The Green Bay Packers are the third-oldest franchise in the NFL, starting play in 1919. They are the only non-profit, community-owned major league professional sports team based in the United States. Home games are played at Lambeau Field, named after Coach Earl “Curly” Lambeau.
Lambeau solicited funds for uniforms from his employer, the Indian Packing Company. He was given $500 ($6,800 today) for uniforms and equipment, on the condition that the team be named for its sponsor, and the Packer name remains to this day.
It is believed that when humans evolved into an erect species without fur, original straight hair was replaced by curly hair to better protect the top of the head from UV light from the overhead sun in tropical climates.
The Cowper’s Gland, or Bulbourethral gland, is either of two pea-shaped glands in males at the beginning of the internal portion of the penis; they add fluids to semen during the process of ejaculation and their secretions also neutralize the acidity in the urethra from remnants of urine resting in the urethra. The Cowper’s glands are located beneath the prostate gland.
Clergy of the Episcopal Church (the American offshoot of the Church of England) could only be males until the church changed its rules in 1976. Now there are many female Episcopal clergy, include Katherine Jefferts Schori, who just concluded her term as Presiding Bishop (the equivalent of an archbishop in other Anglican churches).
The Johannes Gutenberg Bible, a copy of the Latin Vulgate, was printed in the 1450s. 48 copies are known to exist today. Of those 48, 12 are printed on vellum. The rest are paper. Of those 12, only 4 are complete copies of the Old and New Testament, and Apocrypha. Of those 4 complete vellum copies, only 2 are in the United States. 1 is in the Library of Congress in Washington, D.C., and the other is in the Henry E. Huntington Library in San Marino, CA. Henry E. Huntington was the nephew of Collis Porter Huntington who, along with Leland Stanford, Charles Crocker and Mark Hopkins, were the “Big Four” of the Southern Pacific Railroad.
The Canadian Pacific Railway was completed in the fall of 1885. Earlier that year, the CPR had played a major role in the suppression of the North-West Rebellion by shipping troops out from eastern Canada.
The Continuous Plankton Recorder (CPR) survey is one of the longest running marine biological monitoring programmes in the world. Started in 1931 by Sir Alister Hardy, the CPR has provided marine scientists with their only measure of plankton communities on a pan-oceanic scale. Nearly 500 phyto- and zooplankton taxa have been identified on CPR samples since 1948.

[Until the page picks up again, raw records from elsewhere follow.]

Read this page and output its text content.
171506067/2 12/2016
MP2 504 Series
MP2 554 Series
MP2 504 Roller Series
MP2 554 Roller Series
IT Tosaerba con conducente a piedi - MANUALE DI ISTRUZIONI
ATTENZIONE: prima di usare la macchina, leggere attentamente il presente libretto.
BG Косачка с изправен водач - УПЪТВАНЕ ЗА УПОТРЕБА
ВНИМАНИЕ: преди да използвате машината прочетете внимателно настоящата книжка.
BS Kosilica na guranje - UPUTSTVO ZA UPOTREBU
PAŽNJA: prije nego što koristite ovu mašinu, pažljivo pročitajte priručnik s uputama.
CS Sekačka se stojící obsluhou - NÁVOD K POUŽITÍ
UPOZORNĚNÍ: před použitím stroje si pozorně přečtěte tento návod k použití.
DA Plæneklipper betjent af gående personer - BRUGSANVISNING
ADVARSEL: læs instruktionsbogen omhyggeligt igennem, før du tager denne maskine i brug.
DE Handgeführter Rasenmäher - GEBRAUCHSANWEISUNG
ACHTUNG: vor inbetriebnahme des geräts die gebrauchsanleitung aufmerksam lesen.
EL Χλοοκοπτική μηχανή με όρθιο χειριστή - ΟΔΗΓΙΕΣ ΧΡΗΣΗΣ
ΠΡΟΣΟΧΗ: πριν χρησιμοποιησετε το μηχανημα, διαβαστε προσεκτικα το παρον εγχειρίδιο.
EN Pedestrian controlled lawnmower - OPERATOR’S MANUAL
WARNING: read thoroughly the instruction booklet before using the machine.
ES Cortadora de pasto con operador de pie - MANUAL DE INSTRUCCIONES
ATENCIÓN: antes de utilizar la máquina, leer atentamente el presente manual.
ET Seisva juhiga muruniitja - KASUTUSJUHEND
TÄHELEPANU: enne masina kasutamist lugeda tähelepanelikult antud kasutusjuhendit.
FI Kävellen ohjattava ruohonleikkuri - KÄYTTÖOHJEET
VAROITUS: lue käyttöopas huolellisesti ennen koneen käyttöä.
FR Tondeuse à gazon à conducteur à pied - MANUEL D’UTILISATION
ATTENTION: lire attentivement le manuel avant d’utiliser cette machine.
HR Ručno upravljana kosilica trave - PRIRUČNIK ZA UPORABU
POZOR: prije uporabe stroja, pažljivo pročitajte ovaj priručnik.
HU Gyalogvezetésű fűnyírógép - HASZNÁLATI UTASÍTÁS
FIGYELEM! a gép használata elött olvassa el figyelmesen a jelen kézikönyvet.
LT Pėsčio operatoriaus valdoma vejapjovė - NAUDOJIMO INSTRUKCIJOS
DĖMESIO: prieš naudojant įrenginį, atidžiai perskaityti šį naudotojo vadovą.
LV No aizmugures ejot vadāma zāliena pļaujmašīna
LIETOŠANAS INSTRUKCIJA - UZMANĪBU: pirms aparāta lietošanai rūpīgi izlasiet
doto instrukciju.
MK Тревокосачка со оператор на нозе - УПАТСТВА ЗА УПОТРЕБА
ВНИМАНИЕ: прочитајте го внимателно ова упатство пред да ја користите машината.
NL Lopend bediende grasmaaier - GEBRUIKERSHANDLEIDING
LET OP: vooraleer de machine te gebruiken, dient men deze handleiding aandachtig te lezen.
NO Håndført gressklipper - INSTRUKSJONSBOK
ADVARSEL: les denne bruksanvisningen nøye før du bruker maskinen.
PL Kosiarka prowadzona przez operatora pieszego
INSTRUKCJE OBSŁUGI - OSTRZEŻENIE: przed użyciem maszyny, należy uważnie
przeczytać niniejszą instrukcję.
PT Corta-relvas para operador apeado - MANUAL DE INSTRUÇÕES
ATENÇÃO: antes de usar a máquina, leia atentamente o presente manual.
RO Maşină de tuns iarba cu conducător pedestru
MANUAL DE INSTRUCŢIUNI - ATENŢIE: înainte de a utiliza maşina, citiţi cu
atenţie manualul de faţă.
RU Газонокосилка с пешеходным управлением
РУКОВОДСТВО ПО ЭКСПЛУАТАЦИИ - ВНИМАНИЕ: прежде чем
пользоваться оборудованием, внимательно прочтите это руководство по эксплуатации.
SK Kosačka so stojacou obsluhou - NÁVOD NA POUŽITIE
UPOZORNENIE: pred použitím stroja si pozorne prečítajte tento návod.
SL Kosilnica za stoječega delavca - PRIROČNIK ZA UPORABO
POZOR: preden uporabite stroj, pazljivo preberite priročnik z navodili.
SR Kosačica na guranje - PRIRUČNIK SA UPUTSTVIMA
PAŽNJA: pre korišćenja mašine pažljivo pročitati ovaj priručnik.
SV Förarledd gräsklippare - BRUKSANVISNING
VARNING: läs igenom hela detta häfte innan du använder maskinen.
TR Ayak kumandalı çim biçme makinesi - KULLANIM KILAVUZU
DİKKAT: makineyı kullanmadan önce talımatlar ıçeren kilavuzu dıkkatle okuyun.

Effective CPR that is provided by a random bystander immediately after someone has sudden cardiac arrest can double or triple a victim’s chance of survival…
…however, only 32 percent of cardiac arrest victims get CPR from a bystander.
Chief Wilson, of the 1912 Pittsburgh Pirates, still holds the record for the most triples hit in a baseball season, with 36. Few players since then have hit even half that many. There are few accounts, but it is suspected that Wilson never stopped at second, and invariably headed for third on an extra base hit. He hit only 19 doubles that year, and if thrown out at third, would be credited with a double. Two years later, Detroit’s Sam Crawford might have employed a similar strategy, hitting a next-best 26 triples, and only 22 doubles.
Justice Bertha Wilson was the first woman appointed to the Supreme Court of Canada. Born in Scotland, she had a soft Scottish burr as she asked her probing questions. After her retirement, she revealed that some of her brethren on the Bench refused to speak to her except on court business, presumably because they disapproved of a woman “taking a man’s job” on the SCC.
Salmon P. Chase, Republican of Ohio, appointed by President Abraham Lincoln in 1864 to lead the U.S. Supreme Court, was the first “Chief Justice of the United States.” All of his successors have held that title; all of his predecessors were designated “Chief Justice of the U.S. Supreme Court.”
When it opened in 1937, the first person to drive through the Lincoln Tunnel to Manhattan was Omero Catan. He was also the first to cross the George Washington Bridge when it opened in 1931, the first to use the 8th avenue subway when it opened the next year, and the first to skate in Rockefeller Plaza in 1936.
Joshua Lawrence Chamberlain was a Bowdoin College professor when he took a leave of absence to join the 20th Maine Volunteer Infantry, leading it to glory on Little Round Top at the July 1863 Battle of Gettysburg. He won the Medal of Honor. After the Civil War he served as Governor of Maine, then returned to Bowdoin, eventually becoming its president and teaching every subject in the curriculum except mathematics.
John Studebaker, who was born in Gettysburg, Pennsylvania, got his start in industry when he went to California during the gold rush. He found most mining jobs already filled, so he started making wheelbarrows for the mine workers. Studebaker remained a major producer of automobiles through the first half of the 20th century.